When performing stencil operations, oftentimes the edge of the array
requires special treatment. Several approaches to handling the edges
(adding explicit padding, or executing special code just when on the
boundaries) can slow your algorithm down because of extra steps or
branches.

This package helps support implementations which first handle the
"interior" of an array (for example using `TiledIterator` over just
the interior) using a "fast path," and then handle just the edges by a
(possibly) less carefully optimized algorithm.

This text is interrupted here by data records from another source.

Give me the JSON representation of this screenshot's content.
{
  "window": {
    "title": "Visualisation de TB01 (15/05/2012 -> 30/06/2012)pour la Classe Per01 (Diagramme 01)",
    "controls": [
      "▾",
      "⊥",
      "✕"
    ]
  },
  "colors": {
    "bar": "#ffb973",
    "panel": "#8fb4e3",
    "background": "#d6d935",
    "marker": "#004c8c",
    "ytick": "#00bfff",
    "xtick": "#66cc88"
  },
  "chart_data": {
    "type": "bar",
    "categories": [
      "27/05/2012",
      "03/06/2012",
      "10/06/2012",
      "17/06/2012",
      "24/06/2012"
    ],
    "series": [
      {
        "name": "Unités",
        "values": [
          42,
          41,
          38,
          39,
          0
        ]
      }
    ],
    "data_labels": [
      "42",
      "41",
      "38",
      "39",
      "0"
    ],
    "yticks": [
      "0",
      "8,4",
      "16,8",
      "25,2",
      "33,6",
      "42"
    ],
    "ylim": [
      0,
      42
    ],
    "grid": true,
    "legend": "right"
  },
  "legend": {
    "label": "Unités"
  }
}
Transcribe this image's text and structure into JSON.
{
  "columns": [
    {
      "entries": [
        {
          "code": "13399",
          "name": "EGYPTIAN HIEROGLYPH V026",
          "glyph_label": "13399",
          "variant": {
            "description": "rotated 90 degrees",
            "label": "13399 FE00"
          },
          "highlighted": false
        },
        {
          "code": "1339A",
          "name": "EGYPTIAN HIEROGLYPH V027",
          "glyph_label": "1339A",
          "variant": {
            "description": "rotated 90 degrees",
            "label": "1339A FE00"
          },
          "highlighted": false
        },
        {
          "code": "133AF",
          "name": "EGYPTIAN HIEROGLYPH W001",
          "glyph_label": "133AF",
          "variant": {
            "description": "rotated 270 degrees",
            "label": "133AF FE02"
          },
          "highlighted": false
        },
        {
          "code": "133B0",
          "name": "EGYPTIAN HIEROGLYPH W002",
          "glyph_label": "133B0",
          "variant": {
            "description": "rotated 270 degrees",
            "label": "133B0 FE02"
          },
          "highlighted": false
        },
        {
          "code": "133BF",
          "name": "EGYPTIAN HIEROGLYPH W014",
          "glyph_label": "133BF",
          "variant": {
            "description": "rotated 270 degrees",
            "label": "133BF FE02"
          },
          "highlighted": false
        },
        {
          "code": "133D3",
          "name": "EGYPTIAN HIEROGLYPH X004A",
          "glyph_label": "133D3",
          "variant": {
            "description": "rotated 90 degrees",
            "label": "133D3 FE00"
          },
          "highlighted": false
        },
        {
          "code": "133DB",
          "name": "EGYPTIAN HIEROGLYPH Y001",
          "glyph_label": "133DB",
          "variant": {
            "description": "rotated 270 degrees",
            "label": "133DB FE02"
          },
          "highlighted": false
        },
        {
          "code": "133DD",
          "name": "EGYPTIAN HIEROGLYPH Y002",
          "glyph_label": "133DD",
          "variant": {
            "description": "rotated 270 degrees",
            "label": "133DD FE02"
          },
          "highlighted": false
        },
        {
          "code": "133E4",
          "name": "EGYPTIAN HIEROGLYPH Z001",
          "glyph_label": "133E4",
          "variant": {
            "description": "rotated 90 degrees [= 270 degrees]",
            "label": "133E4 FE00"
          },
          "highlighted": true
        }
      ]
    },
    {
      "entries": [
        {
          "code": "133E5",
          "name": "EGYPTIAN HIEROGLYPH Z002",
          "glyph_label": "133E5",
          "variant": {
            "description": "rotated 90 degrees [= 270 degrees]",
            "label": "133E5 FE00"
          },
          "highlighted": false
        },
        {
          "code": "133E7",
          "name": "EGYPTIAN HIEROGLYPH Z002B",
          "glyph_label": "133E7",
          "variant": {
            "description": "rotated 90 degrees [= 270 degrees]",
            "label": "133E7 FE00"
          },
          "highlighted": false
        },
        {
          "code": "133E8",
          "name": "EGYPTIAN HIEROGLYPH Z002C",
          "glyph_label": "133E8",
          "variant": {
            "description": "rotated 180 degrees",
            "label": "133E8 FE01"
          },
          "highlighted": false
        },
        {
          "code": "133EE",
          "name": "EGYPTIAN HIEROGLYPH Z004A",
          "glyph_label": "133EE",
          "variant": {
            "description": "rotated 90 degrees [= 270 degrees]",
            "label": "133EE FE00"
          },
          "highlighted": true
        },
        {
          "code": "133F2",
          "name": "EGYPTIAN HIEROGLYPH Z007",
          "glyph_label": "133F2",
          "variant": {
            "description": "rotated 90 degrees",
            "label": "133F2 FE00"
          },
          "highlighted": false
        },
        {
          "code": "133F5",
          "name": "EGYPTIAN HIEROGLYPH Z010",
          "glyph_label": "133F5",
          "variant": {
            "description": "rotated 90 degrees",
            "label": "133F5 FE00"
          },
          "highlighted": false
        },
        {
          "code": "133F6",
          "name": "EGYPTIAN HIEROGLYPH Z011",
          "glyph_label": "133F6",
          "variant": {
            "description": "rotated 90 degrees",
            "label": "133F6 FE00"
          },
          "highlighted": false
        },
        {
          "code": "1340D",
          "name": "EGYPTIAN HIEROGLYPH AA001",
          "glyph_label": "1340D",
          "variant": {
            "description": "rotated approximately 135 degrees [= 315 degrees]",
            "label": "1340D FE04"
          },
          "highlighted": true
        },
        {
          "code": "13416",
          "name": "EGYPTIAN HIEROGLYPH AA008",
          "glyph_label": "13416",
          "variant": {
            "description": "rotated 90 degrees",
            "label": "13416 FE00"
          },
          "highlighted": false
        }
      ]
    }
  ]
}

The key component of
this is `EdgeIterator`:

```julia
outerrange = CartesianIndices((-1:4, 0:3))
innerrange = CartesianIndices(( 1:3, 1:2))
julia> for I in EdgeIterator(outerrange, innerrange)
@show I
end
I = CartesianIndex(-1, 0)
I = CartesianIndex(0, 0)
I = CartesianIndex(1, 0)
I = CartesianIndex(2, 0)
I = CartesianIndex(3, 0)
I = CartesianIndex(4, 0)
I = CartesianIndex(-1, 1)
I = CartesianIndex(0, 1)
I = CartesianIndex(4, 1)
I = CartesianIndex(-1, 2)
I = CartesianIndex(0, 2)
I = CartesianIndex(4, 2)
I = CartesianIndex(-1, 3)
I = CartesianIndex(0, 3)
I = CartesianIndex(1, 3)
I = CartesianIndex(2, 3)
I = CartesianIndex(3, 3)
I = CartesianIndex(4, 3)
```

The time required to visit these edge sites is on the order of the
number of edge sites, not the order of the number of sites encompassed
by `outerrange`, and consequently is efficient.